CLARiiON CX3 vault drive failure

Yesterday I received a call about a drive failure in a CLARiiON CX3-80 storage array. Since every system has at least a couple of hot spares configured, usually this does not pose a problem. But this drive failure happened on drive position 0_0_0: a vault drive failure.

The vault drives host (amongst others) the operating system and configuration of the storage array. They are also used to destage the write cache in case of an event that might threaten data integrity.

As an example we’ll take a power failure: write cache is volatile so once the storage runs out of power, the writes located in this cache will be lost. To make sure this type of data corruption never happens, all data in the write cache is written (or destaged) to the vault drives once the power goes down. The temporary power to do this comes from the standby power supplies, or SPS for short, which power the storage processors and the disk enclosure that contains the vault drives. Once the power returns, the storage system starts up again, notices it has uncommitted writes in the vault and writes them on the proper drives throughout the storage system.

Of course this area of space in the vault is protected using parity RAID: it’s no good dumping your write cache to unprotected storage only to have it lost because a vital drive does not spin up after the power failure. But if a vault drive fails, this protection is lost. What happens next is hard to miss:

Write cache disabled after vault drive failure

 A CLARiiON CX3 system will automatically disable the write cache to make sure the data is never lost. It is good to know newer systems like the CX4 or the VNX will not disable write cache, so you only need to worry about this for CX3 and older.

The only way to re-enable write cache is to actually replace the physical drive. The initial failure should have already opened a service request with EMC, but even with premium support it is likely going to take several hours before a new drive is on-site. Since the array with write cache disabled is unbearably slow, a faster workaround is desired. Your best bet at this point is grabbing a hot spare and replacing the defective vault drive.

  1. Identify the size and speed of your vault drive.
  2. Locate a suitable drive in the array that you can scavenge (e.g. a hot spare).
  3. Destroy the hot spare (remove LUN, remove RAID group).
  4. Remove the donor drive.
  5. Remove the defective vault drive and replace it with the donor drive.
  6. Wait for the rebuild to complete. The write cache will re-enable automatically.
  7. Use the replacement drive from EMC to rebuild the hot spare.

As an added note on point 6: once you replace the defective vault drive, the CLARiiON will rebuild the OS part on the vault drive first, followed by the data in a RAID group that is built on that drive. Write cache will ONLY be enabled after all rebuilds (i.e. OS + UserData) have completed! If you have fully allocated the RAID group with LUNs, this means the rebuild will take a considerable amount of time. You can of course play around with the rebuild priorities, but for the quickest possible recovery: keep the vault drives unbound (i.e. don’t create a RAID group on these drives).

  • This one for the “nice to know section”. Thanks Jon!

  • Nice start to the new blog Jon.
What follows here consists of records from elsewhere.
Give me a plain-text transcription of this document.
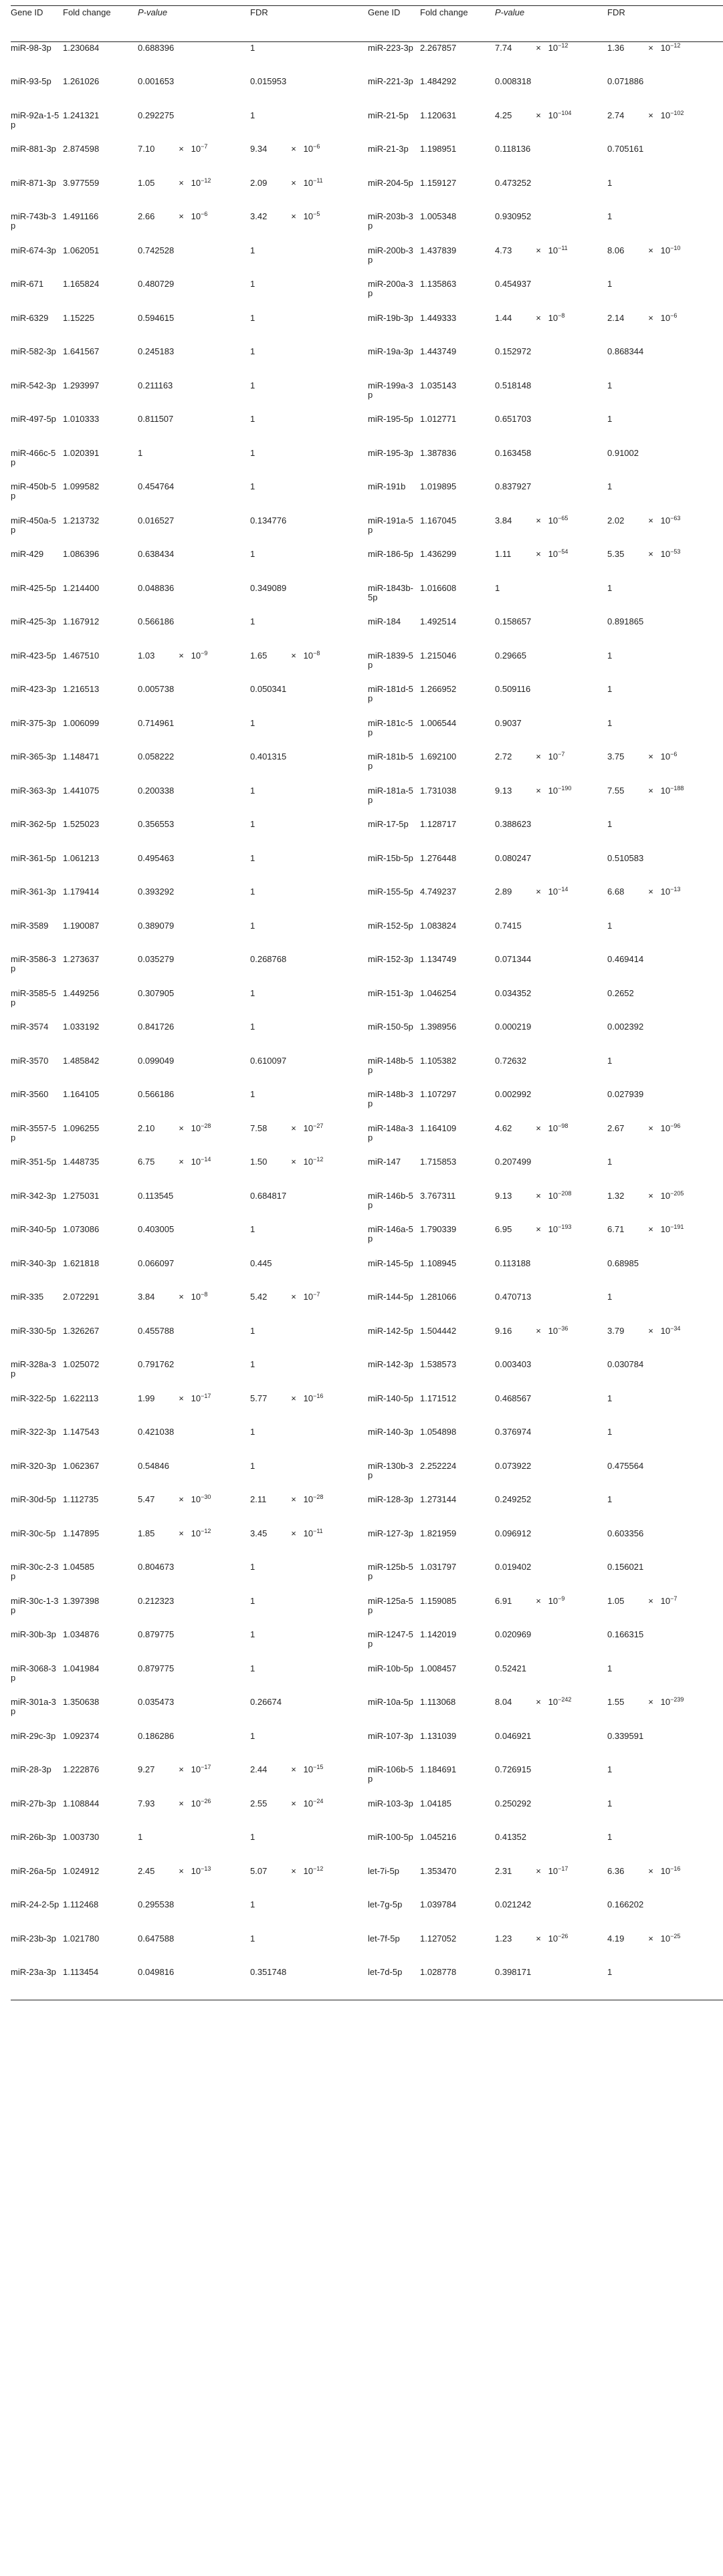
Gene ID	Fold change	P-value	FDR	Gene ID	Fold change	P-value	FDR
miR-98-3p	1.230684	0.688396	1	miR-223-3p	2.267857	$7.74 \times 10^{-12}$	$1.36 \times 10^{-12}$
miR-93-5p	1.261026	0.001653	0.015953	miR-221-3p	1.484292	0.008318	0.071886
miR-92a-1-5p	1.241321	0.292275	1	miR-21-5p	1.120631	$4.25 \times 10^{-104}$	$2.74 \times 10^{-102}$
miR-881-3p	2.874598	$7.10 \times 10^{-7}$	$9.34 \times 10^{-6}$	miR-21-3p	1.198951	0.118136	0.705161
miR-871-3p	3.977559	$1.05 \times 10^{-12}$	$2.09 \times 10^{-11}$	miR-204-5p	1.159127	0.473252	1
miR-743b-3p	1.491166	$2.66 \times 10^{-6}$	$3.42 \times 10^{-5}$	miR-203b-3p	1.005348	0.930952	1
miR-674-3p	1.062051	0.742528	1	miR-200b-3p	1.437839	$4.73 \times 10^{-11}$	$8.06 \times 10^{-10}$
miR-671	1.165824	0.480729	1	miR-200a-3p	1.135863	0.454937	1
miR-6329	1.15225	0.594615	1	miR-19b-3p	1.449333	$1.44 \times 10^{-8}$	$2.14 \times 10^{-6}$
miR-582-3p	1.641567	0.245183	1	miR-19a-3p	1.443749	0.152972	0.868344
miR-542-3p	1.293997	0.211163	1	miR-199a-3p	1.035143	0.518148	1
miR-497-5p	1.010333	0.811507	1	miR-195-5p	1.012771	0.651703	1
miR-466c-5p	1.020391	1	1	miR-195-3p	1.387836	0.163458	0.91002
miR-450b-5p	1.099582	0.454764	1	miR-191b	1.019895	0.837927	1
miR-450a-5p	1.213732	0.016527	0.134776	miR-191a-5p	1.167045	$3.84 \times 10^{-65}$	$2.02 \times 10^{-63}$
miR-429	1.086396	0.638434	1	miR-186-5p	1.436299	$1.11 \times 10^{-54}$	$5.35 \times 10^{-53}$
miR-425-5p	1.214400	0.048836	0.349089	miR-1843b-5p	1.016608	1	1
miR-425-3p	1.167912	0.566186	1	miR-184	1.492514	0.158657	0.891865
miR-423-5p	1.467510	$1.03 \times 10^{-9}$	$1.65 \times 10^{-8}$	miR-1839-5p	1.215046	0.29665	1
miR-423-3p	1.216513	0.005738	0.050341	miR-181d-5p	1.266952	0.509116	1
miR-375-3p	1.006099	0.714961	1	miR-181c-5p	1.006544	0.9037	1
miR-365-3p	1.148471	0.058222	0.401315	miR-181b-5p	1.692100	$2.72 \times 10^{-7}$	$3.75 \times 10^{-6}$
miR-363-3p	1.441075	0.200338	1	miR-181a-5p	1.731038	$9.13 \times 10^{-190}$	$7.55 \times 10^{-188}$
miR-362-5p	1.525023	0.356553	1	miR-17-5p	1.128717	0.388623	1
miR-361-5p	1.061213	0.495463	1	miR-15b-5p	1.276448	0.080247	0.510583
miR-361-3p	1.179414	0.393292	1	miR-155-5p	4.749237	$2.89 \times 10^{-14}$	$6.68 \times 10^{-13}$
miR-3589	1.190087	0.389079	1	miR-152-5p	1.083824	0.7415	1
miR-3586-3p	1.273637	0.035279	0.268768	miR-152-3p	1.134749	0.071344	0.469414
miR-3585-5p	1.449256	0.307905	1	miR-151-3p	1.046254	0.034352	0.2652
miR-3574	1.033192	0.841726	1	miR-150-5p	1.398956	0.000219	0.002392
miR-3570	1.485842	0.099049	0.610097	miR-148b-5p	1.105382	0.72632	1
miR-3560	1.164105	0.566186	1	miR-148b-3p	1.107297	0.002992	0.027939
miR-3557-5p	1.096255	$2.10 \times 10^{-28}$	$7.58 \times 10^{-27}$	miR-148a-3p	1.164109	$4.62 \times 10^{-98}$	$2.67 \times 10^{-96}$
miR-351-5p	1.448735	$6.75 \times 10^{-14}$	$1.50 \times 10^{-12}$	miR-147	1.715853	0.207499	1
miR-342-3p	1.275031	0.113545	0.684817	miR-146b-5p	3.767311	$9.13 \times 10^{-208}$	$1.32 \times 10^{-205}$
miR-340-5p	1.073086	0.403005	1	miR-146a-5p	1.790339	$6.95 \times 10^{-193}$	$6.71 \times 10^{-191}$
miR-340-3p	1.621818	0.066097	0.445	miR-145-5p	1.108945	0.113188	0.68985
miR-335	2.072291	$3.84 \times 10^{-8}$	$5.42 \times 10^{-7}$	miR-144-5p	1.281066	0.470713	1
miR-330-5p	1.326267	0.455788	1	miR-142-5p	1.504442	$9.16 \times 10^{-36}$	$3.79 \times 10^{-34}$
miR-328a-3p	1.025072	0.791762	1	miR-142-3p	1.538573	0.003403	0.030784
miR-322-5p	1.622113	$1.99 \times 10^{-17}$	$5.77 \times 10^{-16}$	miR-140-5p	1.171512	0.468567	1
miR-322-3p	1.147543	0.421038	1	miR-140-3p	1.054898	0.376974	1
miR-320-3p	1.062367	0.54846	1	miR-130b-3p	2.252224	0.073922	0.475564
miR-30d-5p	1.112735	$5.47 \times 10^{-30}$	$2.11 \times 10^{-28}$	miR-128-3p	1.273144	0.249252	1
miR-30c-5p	1.147895	$1.85 \times 10^{-12}$	$3.45 \times 10^{-11}$	miR-127-3p	1.821959	0.096912	0.603356
miR-30c-2-3p	1.04585	0.804673	1	miR-125b-5p	1.031797	0.019402	0.156021
miR-30c-1-3p	1.397398	0.212323	1	miR-125a-5p	1.159085	$6.91 \times 10^{-9}$	$1.05 \times 10^{-7}$
miR-30b-3p	1.034876	0.879775	1	miR-1247-5p	1.142019	0.020969	0.166315
miR-3068-3p	1.041984	0.879775	1	miR-10b-5p	1.008457	0.52421	1
miR-301a-3p	1.350638	0.035473	0.26674	miR-10a-5p	1.113068	$8.04 \times 10^{-242}$	$1.55 \times 10^{-239}$
miR-29c-3p	1.092374	0.186286	1	miR-107-3p	1.131039	0.046921	0.339591
miR-28-3p	1.222876	$9.27 \times 10^{-17}$	$2.44 \times 10^{-15}$	miR-106b-5p	1.184691	0.726915	1
miR-27b-3p	1.108844	$7.93 \times 10^{-26}$	$2.55 \times 10^{-24}$	miR-103-3p	1.04185	0.250292	1
miR-26b-3p	1.003730	1	1	miR-100-5p	1.045216	0.41352	1
miR-26a-5p	1.024912	$2.45 \times 10^{-13}$	$5.07 \times 10^{-12}$	let-7i-5p	1.353470	$2.31 \times 10^{-17}$	$6.36 \times 10^{-16}$
miR-24-2-5p	1.112468	0.295538	1	let-7g-5p	1.039784	0.021242	0.166202
miR-23b-3p	1.021780	0.647588	1	let-7f-5p	1.127052	$1.23 \times 10^{-26}$	$4.19 \times 10^{-25}$
miR-23a-3p	1.113454	0.049816	0.351748	let-7d-5p	1.028778	0.398171	1
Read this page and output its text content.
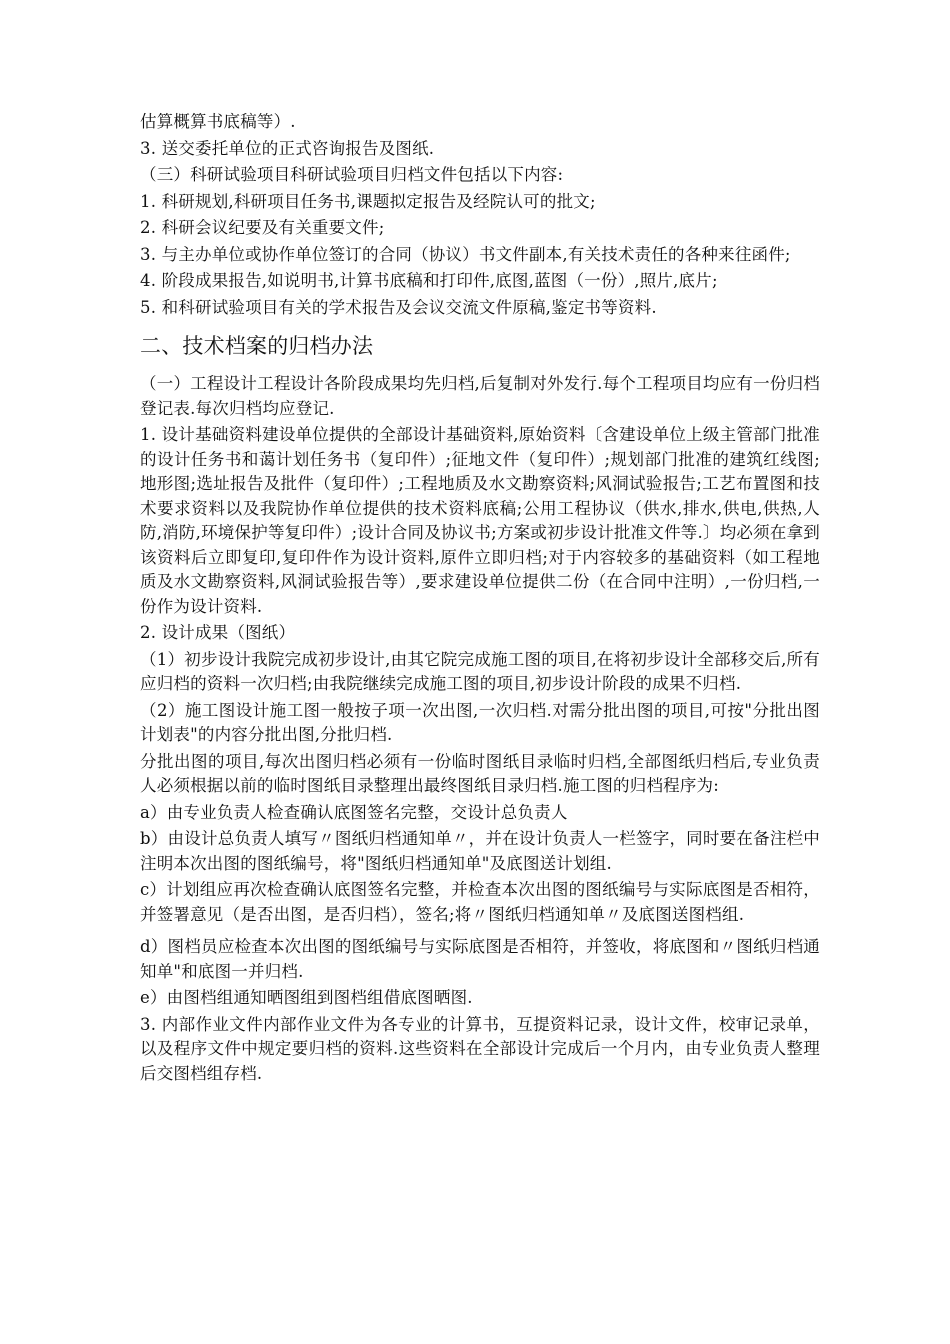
估算概算书底稿等）.

3. 送交委托单位的正式咨询报告及图纸.

（三）科研试验项目科研试验项目归档文件包括以下内容:

1. 科研规划,科研项目任务书,课题拟定报告及经院认可的批文;

2. 科研会议纪要及有关重要文件;

3. 与主办单位或协作单位签订的合同（协议）书文件副本,有关技术责任的各种来往函件;

4. 阶段成果报告,如说明书,计算书底稿和打印件,底图,蓝图（一份）,照片,底片;

5. 和科研试验项目有关的学术报告及会议交流文件原稿,鉴定书等资料.

二、技术档案的归档办法

（一）工程设计工程设计各阶段成果均先归档,后复制对外发行.每个工程项目均应有一份归档登记表.每次归档均应登记.

1. 设计基础资料建设单位提供的全部设计基础资料,原始资料〔含建设单位上级主管部门批准的设计任务书和蔼计划任务书（复印件）;征地文件（复印件）;规划部门批准的建筑红线图;地形图;选址报告及批件（复印件）;工程地质及水文勘察资料;风洞试验报告;工艺布置图和技术要求资料以及我院协作单位提供的技术资料底稿;公用工程协议（供水,排水,供电,供热,人防,消防,环境保护等复印件）;设计合同及协议书;方案或初步设计批准文件等.〕均必须在拿到该资料后立即复印,复印件作为设计资料,原件立即归档;对于内容较多的基础资料（如工程地质及水文勘察资料,风洞试验报告等）,要求建设单位提供二份（在合同中注明）,一份归档,一份作为设计资料.

2. 设计成果（图纸）

（1）初步设计我院完成初步设计,由其它院完成施工图的项目,在将初步设计全部移交后,所有应归档的资料一次归档;由我院继续完成施工图的项目,初步设计阶段的成果不归档.

（2）施工图设计施工图一般按子项一次出图,一次归档.对需分批出图的项目,可按"分批出图计划表"的内容分批出图,分批归档.

分批出图的项目,每次出图归档必须有一份临时图纸目录临时归档,全部图纸归档后,专业负责人必须根据以前的临时图纸目录整理出最终图纸目录归档.施工图的归档程序为:

a）由专业负责人检查确认底图签名完整，交设计总负责人

b）由设计总负责人填写〃图纸归档通知单〃，并在设计负责人一栏签字，同时要在备注栏中注明本次出图的图纸编号，将"图纸归档通知单"及底图送计划组.

c）计划组应再次检查确认底图签名完整，并检查本次出图的图纸编号与实际底图是否相符，并签署意见（是否出图，是否归档），签名;将〃图纸归档通知单〃及底图送图档组.

d）图档员应检查本次出图的图纸编号与实际底图是否相符，并签收，将底图和〃图纸归档通知单"和底图一并归档.

e）由图档组通知晒图组到图档组借底图晒图.

3. 内部作业文件内部作业文件为各专业的计算书，互提资料记录，设计文件，校审记录单，以及程序文件中规定要归档的资料.这些资料在全部设计完成后一个月内，由专业负责人整理后交图档组存档.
It does raise one question though. Why wouldn’t a Hot Spare kick in automatically for a drive failure in the Vault since it would anywhere else in the array (at least anywhere in use)?

    • Thanks! Hmm, looks like I need to configure some email notifications on these comments 🙂

      Apparently this is done because the CLARiiON cannot dictate which drive will kick in as hotspare. If this hotspare is outside of DAE0_0, that would mean it is not protected by the SPS. A power failure would then cause your vault to go into degraded mode again, with the added risk of data loss.
      Therefore they have deemed it safer to just not rebuild the OS and rely on all its triple/cross mirrors/parity protection to keep the OS safe.

      The irony is that in this specific array there was a perfectly OK drive located in slot 0_0_14: SPS powered and available for rebuild.